The first response from the PCB
- At 15:05:37—within a few seconds of the referee stopping the match—the Racal system recorded a message from the PCB to the Force Control Room calling for Operation Support to be initiated. Operation Support was a documented contingency under which all available SYP officers would be immediately deployed to assist with an incident. It was generally understood to be used in response to incidents of large-scale disorder.
- In his 1989 account, Ch Supt Duckenfield said that he called for Operation Support and evidence has not been found to suggest that anyone else was responsible for the initial request.
- Because implementing Operation Support would have a significant impact on operations within the SYP area, the decision to do so required authorisation from the ACC (Operations) or the designated duty chief officer. As ACC Jackson was at Hillsborough Stadium on 15 April 1989, he was in a position to give such authorisation, but he was not in the PCB at the time it was first requested. He arrived a couple of minutes later, of his own volition rather than as a result of a request from the PCB, and authorised Operation Support at 15:09:07.
- At about the same time that the request for Operation Support was made, the PCB sent a radio message instructing all available officers at the ground to make their way to the perimeter track at the Leppings Lane end. The message has not been recorded anywhere, but numerous officers have described hearing it. SWFC CCTV footage suggests that the radio message was broadcast at about 15:05:41, as it shows that a number of police officers were standing outside Gate C at that time; they promptly made their way through the gate into the stadium.
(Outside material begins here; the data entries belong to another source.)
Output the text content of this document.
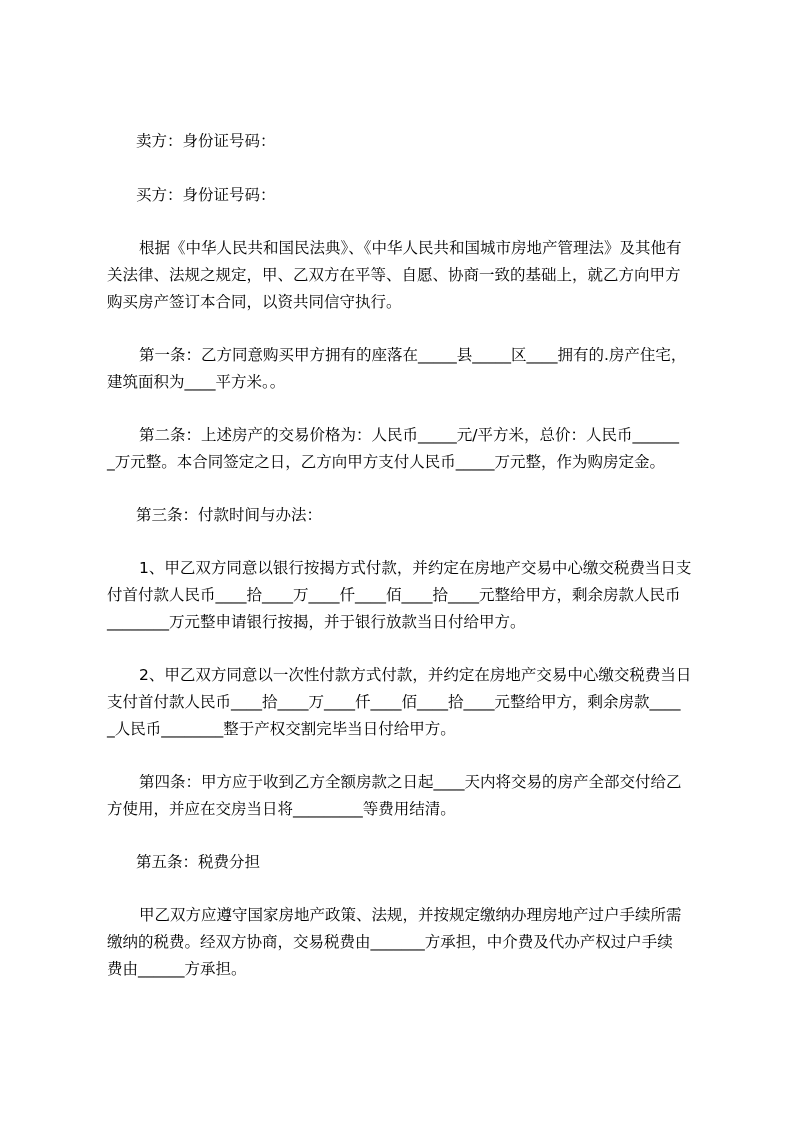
卖方：身份证号码：

买方：身份证号码：

根据《中华人民共和国民法典》、《中华人民共和国城市房地产管理法》及其他有

关法律、法规之规定，甲、乙双方在平等、自愿、协商一致的基础上，就乙方向甲方

购买房产签订本合同，以资共同信守执行。

第一条：乙方同意购买甲方拥有的座落在_____县_____区____拥有的.房产住宅，

建筑面积为____平方米。。

第二条：上述房产的交易价格为：人民币_____元/平方米，总价：人民币______

_万元整。本合同签定之日，乙方向甲方支付人民币_____万元整，作为购房定金。

第三条：付款时间与办法：

1、甲乙双方同意以银行按揭方式付款，并约定在房地产交易中心缴交税费当日支

付首付款人民币____拾____万____仟____佰____拾____元整给甲方，剩余房款人民币

________万元整申请银行按揭，并于银行放款当日付给甲方。

2、甲乙双方同意以一次性付款方式付款，并约定在房地产交易中心缴交税费当日

支付首付款人民币____拾____万____仟____佰____拾____元整给甲方，剩余房款____

_人民币________整于产权交割完毕当日付给甲方。

第四条：甲方应于收到乙方全额房款之日起____天内将交易的房产全部交付给乙

方使用，并应在交房当日将_________等费用结清。

第五条：税费分担

甲乙双方应遵守国家房地产政策、法规，并按规定缴纳办理房地产过户手续所需

缴纳的税费。经双方协商，交易税费由_______方承担，中介费及代办产权过户手续

费由______方承担。
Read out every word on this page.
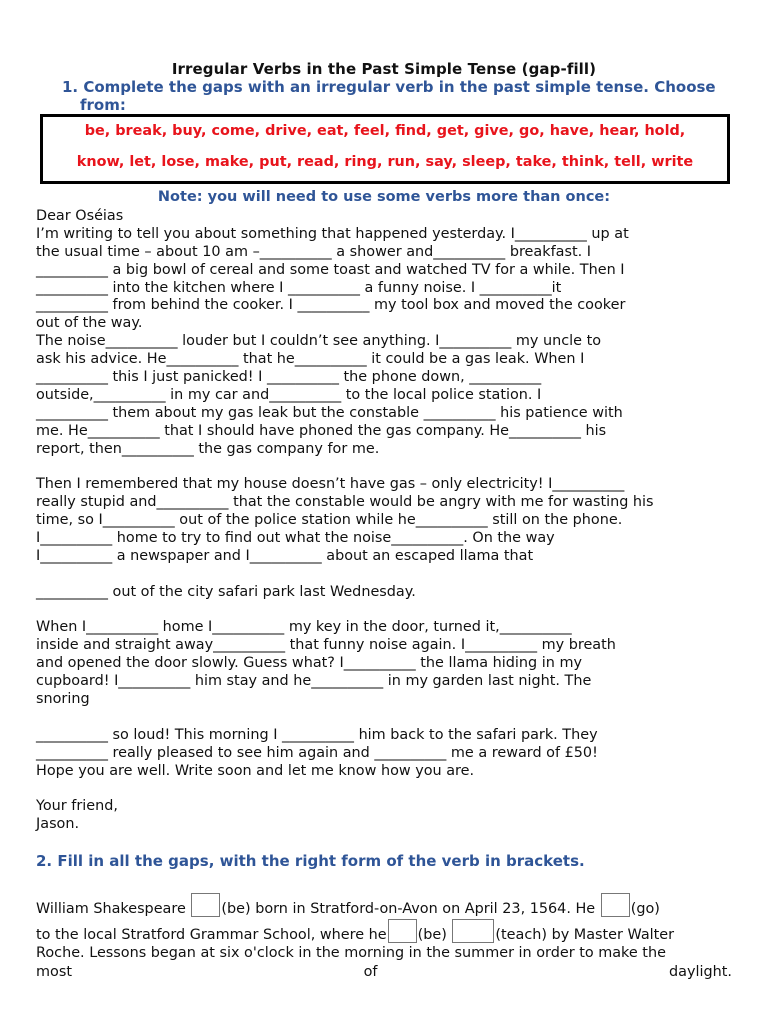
Irregular Verbs in the Past Simple Tense (gap-fill)
1. Complete the gaps with an irregular verb in the past simple tense. Choose
from:
be, break, buy, come, drive, eat, feel, find, get, give, go, have, hear, hold,
know, let, lose, make, put, read, ring, run, say, sleep, take, think, tell, write
Note: you will need to use some verbs more than once:
Dear Oséias
I’m writing to tell you about something that happened yesterday. I__________ up at
the usual time – about 10 am –__________ a shower and__________ breakfast. I
__________ a big bowl of cereal and some toast and watched TV for a while. Then I
__________ into the kitchen where I __________ a funny noise. I __________it
__________ from behind the cooker. I __________ my tool box and moved the cooker
out of the way.
The noise__________ louder but I couldn’t see anything. I__________ my uncle to
ask his advice. He__________ that he__________ it could be a gas leak. When I
__________ this I just panicked! I __________ the phone down, __________
outside,__________ in my car and__________ to the local police station. I
__________ them about my gas leak but the constable __________ his patience with
me. He__________ that I should have phoned the gas company. He__________ his
report, then__________ the gas company for me.
Then I remembered that my house doesn’t have gas – only electricity! I__________
really stupid and__________ that the constable would be angry with me for wasting his
time, so I__________ out of the police station while he__________ still on the phone.
I__________ home to try to find out what the noise__________. On the way
I__________ a newspaper and I__________ about an escaped llama that
__________ out of the city safari park last Wednesday.
When I__________ home I__________ my key in the door, turned it,__________
inside and straight away__________ that funny noise again. I__________ my breath
and opened the door slowly. Guess what? I__________ the llama hiding in my
cupboard! I__________ him stay and he__________ in my garden last night. The
snoring
__________ so loud! This morning I __________ him back to the safari park. They
__________ really pleased to see him again and __________ me a reward of £50!
Hope you are well. Write soon and let me know how you are.
Your friend,
Jason.
2. Fill in all the gaps, with the right form of the verb in brackets.
William Shakespeare (be) born in Stratford-on-Avon on April 23, 1564. He (go)
to the local Stratford Grammar School, where he (be)	(teach) by Master Walter
Roche. Lessons began at six o'clock in the morning in the summer in order to make the
most	of	daylight.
Though officers responded immediately, they did not know what they were responding to. Some indicated that the message referred to crowd trouble or disorder; others just assumed this was the explanation. When they saw supporters on the pitch, this appeared to confirm their views.
- Inspector John Beresford (Insp Beresford) was dispatched from the gymnasium with Serial 21, to help deal with unspecified “trouble” at the Leppings Lane end. He saw spectators on the pitch and others climbing the fence, but when he arrived at the corner of the North Stand and West Terrace, he could not see the cause. In his 1989 account, he said: “The only police action which seemed obvious to me was to form an open cordon across the touch line from the northwest corner flag towards the goal mouth.” Though Insp Beresford did not explicitly state the purpose of forming such a cordon, it is a relatively standard police tactic to manage the movement of a crowd. On this occasion, the logical reason for establishing one would have been to prevent a pitch invasion.
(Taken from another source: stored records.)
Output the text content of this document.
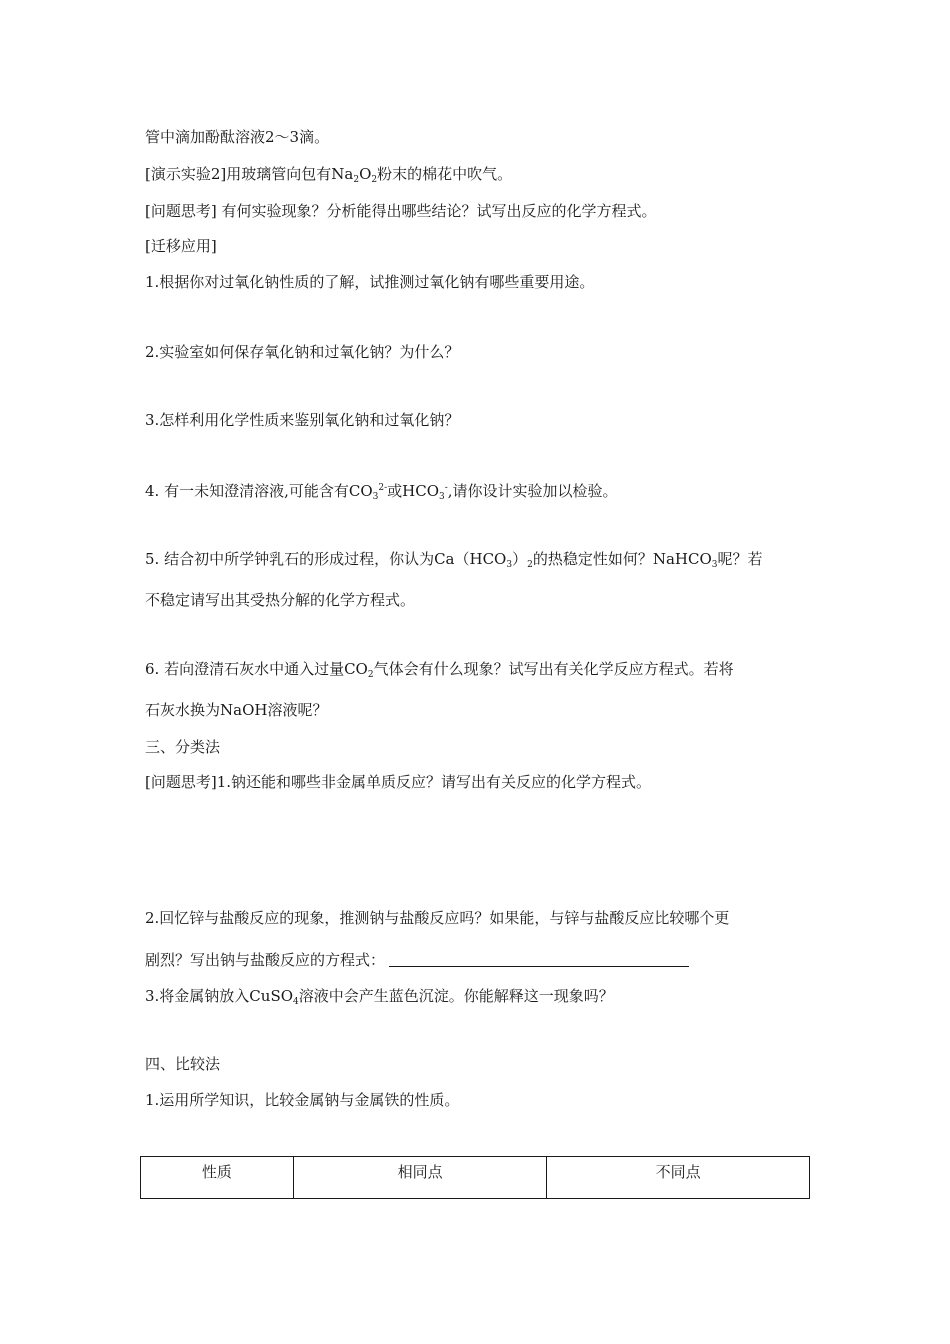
管中滴加酚酞溶液2～3滴。
[演示实验2]用玻璃管向包有$Na_2O_2$粉末的棉花中吹气。
[问题思考] 有何实验现象？分析能得出哪些结论？试写出反应的化学方程式。
[迁移应用]
1.根据你对过氧化钠性质的了解，试推测过氧化钠有哪些重要用途。
2.实验室如何保存氧化钠和过氧化钠？为什么？
3.怎样利用化学性质来鉴别氧化钠和过氧化钠？
4. 有一未知澄清溶液,可能含有$CO_3^{2-}$或$HCO_3^-$,请你设计实验加以检验。
5. 结合初中所学钟乳石的形成过程，你认为$Ca(HCO_3)_2$的热稳定性如何？NaHCO$_3$呢？若
不稳定请写出其受热分解的化学方程式。
6. 若向澄清石灰水中通入过量$CO_2$气体会有什么现象？试写出有关化学反应方程式。若将
石灰水换为NaOH溶液呢？
三、分类法
[问题思考]1.钠还能和哪些非金属单质反应？请写出有关反应的化学方程式。
2.回忆锌与盐酸反应的现象，推测钠与盐酸反应吗？如果能，与锌与盐酸反应比较哪个更
剧烈？写出钠与盐酸反应的方程式：
3.将金属钠放入CuSO$_4$溶液中会产生蓝色沉淀。你能解释这一现象吗？
四、比较法
1.运用所学知识，比较金属钠与金属铁的性质。
性质	相同点	不同点
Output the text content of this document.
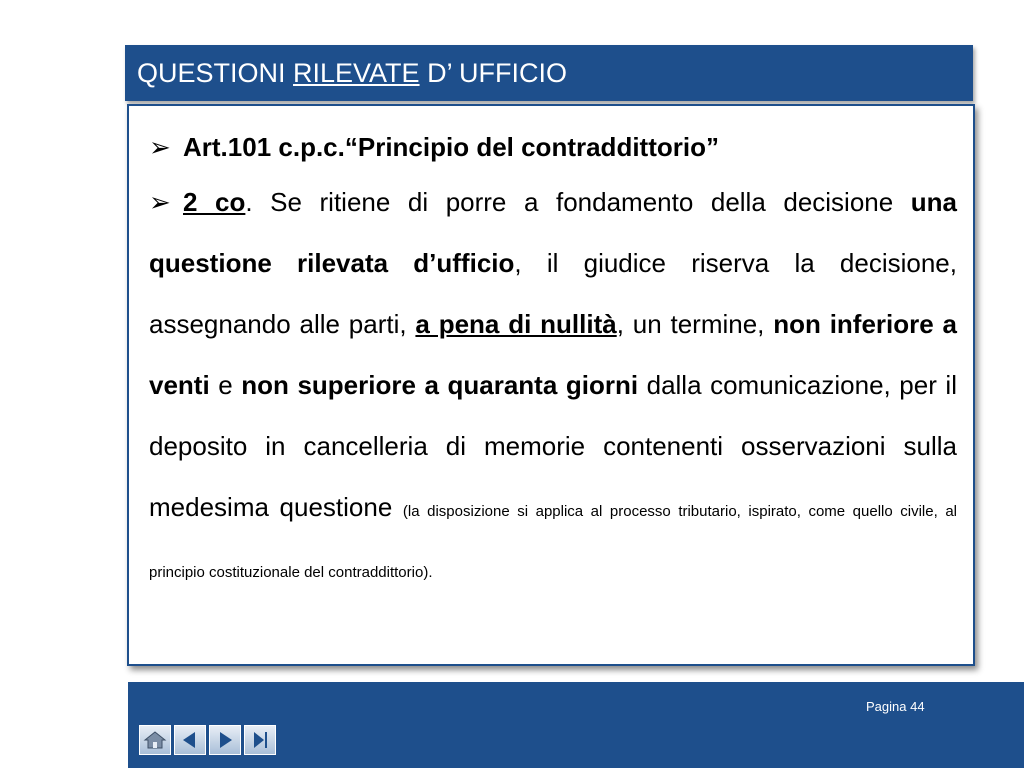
QUESTIONI RILEVATE D’ UFFICIO
➢ Art.101 c.p.c.“Principio del contraddittorio”
➢ 2 co. Se ritiene di porre a fondamento della decisione una questione rilevata d’ufficio, il giudice riserva la decisione, assegnando alle parti, a pena di nullità, un termine, non inferiore a venti e non superiore a quaranta giorni dalla comunicazione, per il deposito in cancelleria di memorie contenenti osservazioni sulla medesima questione (la disposizione si applica al processo tributario, ispirato, come quello civile, al principio costituzionale del contraddittorio).
Pagina 44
- CCTV footage at 15:06:19 shows Insp Beresford appearing to organise officers into a cordon. However, in his 2013 statement, Insp Beresford recalled that as he neared the goalmouth, he realised that supporters were injured and that “this was no pitch invasion but a rescue operation.” He said his officers quickly left the cordon to assist in different ways.
- BBC footage shows the cordon being formed at around 3.06pm but becoming fragmented by about 3.13pm. By 3.16pm, it had fully dispersed.
- The formation of this cordon, and others in different locations later, have been the subject of complaints from supporters, on the basis that officers should have been engaged in more practical assistance. The evidence suggests that officers in the cordons felt the same way; they had responded on limited information and followed instructions, but once they saw what has happening, many chose to leave the cordon to assist in the rescue effort.
- However, there is also evidence of a further issue emerging: that officers, lacking instruction or coordination, were getting in each other’s way in their frantic rescue efforts.